Users of decentralized finance lending platform Compound Finance have passed a proposal to restrict the maximum borrowing of 10 tokens on the protocol. The proposal put forth by financial modeling firm Gauntlet passed Nov. 28 by majority vote, although the total turnout amounted to less than 7% of the COMP tokens in circulation.
Most notably, tokens such as Uniswap (UNI) and COMP had their borrow limits slashed from 11.25 million and 150,000 to 550,000 and 18,000, respectively. Other less liquid altcoins on Compound were also affected, such as Yearn.finance (YFI), which had its borrow cap reduced from 1,500 to just 20. Wrapped Bitcoin (WBTC), which previously had no borrow limit on Compound, has been slapped with a lending ceiling of 1,250.
Proposal 135 has passed with quorum. ✅
Proposal 135 sets borrow caps for ten Compound v2 markets.
The proposal will be applied in two days. https://t.co/JvlEPJZrgp
— Compound Governance (@compgovernance) November 28, 2022
According to Gauntlet, the proposal would prevent “insolvency risk from liquidation cascades,” “price manipulation Mango squeeze exploits,” “risk of high utilization” and “risk from shorting assets from a short position on Compound of significant size relative to the circulating supply of the asset.” Although the related incident was not directly referenced, Gauntlet also conducted modeling and risk assessment for DeFi lending protocol Aave.

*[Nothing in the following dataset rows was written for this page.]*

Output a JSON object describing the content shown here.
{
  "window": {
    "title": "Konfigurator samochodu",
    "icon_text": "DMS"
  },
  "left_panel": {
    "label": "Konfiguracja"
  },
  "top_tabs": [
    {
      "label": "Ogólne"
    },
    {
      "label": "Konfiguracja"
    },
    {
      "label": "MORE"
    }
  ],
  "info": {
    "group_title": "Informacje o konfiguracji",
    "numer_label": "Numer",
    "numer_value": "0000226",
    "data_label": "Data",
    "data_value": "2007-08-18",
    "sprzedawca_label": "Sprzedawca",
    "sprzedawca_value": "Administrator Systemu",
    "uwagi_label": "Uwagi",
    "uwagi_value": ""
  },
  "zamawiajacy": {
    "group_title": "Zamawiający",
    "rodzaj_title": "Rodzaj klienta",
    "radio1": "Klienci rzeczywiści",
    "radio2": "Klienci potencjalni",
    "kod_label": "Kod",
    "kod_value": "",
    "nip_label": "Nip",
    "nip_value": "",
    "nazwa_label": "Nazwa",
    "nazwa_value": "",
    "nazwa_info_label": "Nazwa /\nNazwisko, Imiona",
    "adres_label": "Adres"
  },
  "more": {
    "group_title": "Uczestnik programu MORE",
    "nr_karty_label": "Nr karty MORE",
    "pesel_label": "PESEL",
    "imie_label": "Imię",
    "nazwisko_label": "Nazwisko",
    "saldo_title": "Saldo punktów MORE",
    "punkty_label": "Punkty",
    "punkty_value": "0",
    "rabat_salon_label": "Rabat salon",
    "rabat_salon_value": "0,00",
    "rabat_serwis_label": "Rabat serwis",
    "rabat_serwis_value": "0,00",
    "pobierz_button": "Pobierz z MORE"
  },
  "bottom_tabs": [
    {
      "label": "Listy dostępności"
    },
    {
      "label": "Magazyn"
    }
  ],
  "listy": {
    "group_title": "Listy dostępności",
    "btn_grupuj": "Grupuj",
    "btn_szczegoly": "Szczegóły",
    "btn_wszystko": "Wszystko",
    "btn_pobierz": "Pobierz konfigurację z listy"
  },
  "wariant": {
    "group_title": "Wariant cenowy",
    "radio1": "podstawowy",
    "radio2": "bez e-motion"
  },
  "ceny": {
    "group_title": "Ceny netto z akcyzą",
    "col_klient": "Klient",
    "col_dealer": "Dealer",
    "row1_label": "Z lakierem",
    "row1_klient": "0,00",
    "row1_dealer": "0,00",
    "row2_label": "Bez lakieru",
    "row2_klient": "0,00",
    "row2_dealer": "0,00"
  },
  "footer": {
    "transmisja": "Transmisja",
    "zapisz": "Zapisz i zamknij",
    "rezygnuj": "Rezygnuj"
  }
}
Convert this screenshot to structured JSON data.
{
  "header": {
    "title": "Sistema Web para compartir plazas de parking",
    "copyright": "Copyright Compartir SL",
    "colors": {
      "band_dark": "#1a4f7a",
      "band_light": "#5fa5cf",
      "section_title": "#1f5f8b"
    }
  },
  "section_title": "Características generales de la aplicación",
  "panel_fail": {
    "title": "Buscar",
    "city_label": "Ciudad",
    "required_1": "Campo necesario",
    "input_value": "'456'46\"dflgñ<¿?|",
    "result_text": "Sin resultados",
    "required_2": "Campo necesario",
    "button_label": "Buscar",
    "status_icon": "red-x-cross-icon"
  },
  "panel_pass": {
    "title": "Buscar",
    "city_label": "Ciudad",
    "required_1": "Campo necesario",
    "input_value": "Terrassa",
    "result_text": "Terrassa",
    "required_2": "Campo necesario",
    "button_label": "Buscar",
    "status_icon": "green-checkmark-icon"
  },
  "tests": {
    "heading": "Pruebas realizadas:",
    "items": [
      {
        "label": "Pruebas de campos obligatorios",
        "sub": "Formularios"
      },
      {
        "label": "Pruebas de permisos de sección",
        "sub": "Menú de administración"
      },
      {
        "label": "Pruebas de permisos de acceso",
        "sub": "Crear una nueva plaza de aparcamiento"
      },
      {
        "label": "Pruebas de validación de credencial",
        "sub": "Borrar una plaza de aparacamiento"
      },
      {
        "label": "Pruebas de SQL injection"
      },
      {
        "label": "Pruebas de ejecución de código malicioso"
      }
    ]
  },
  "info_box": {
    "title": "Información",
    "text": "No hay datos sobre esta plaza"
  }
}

On Nov. 22, it was revealed that Mango Markets hacker Avraham Eisenberg attempted to exploit the protocol by shorting high amounts of Curve (CRV), which was an illiquid token on Aave at the time, forcing the protocol to liquidate the position at a loss due to significant slippage. However, it turned out that the slippage was far less than expected, and Eisenberg reportedly lost an estimated $10 million in the attack after a CRV short squeeze.
Gauntlet then proposed to freeze a series of tokens on Aave v2 that may be at risk of an exploit due to lack of liquidity. Currently, the Compound Finance protocol has $654.7 million in total borrowings collateralized by $2.146 billion in assets.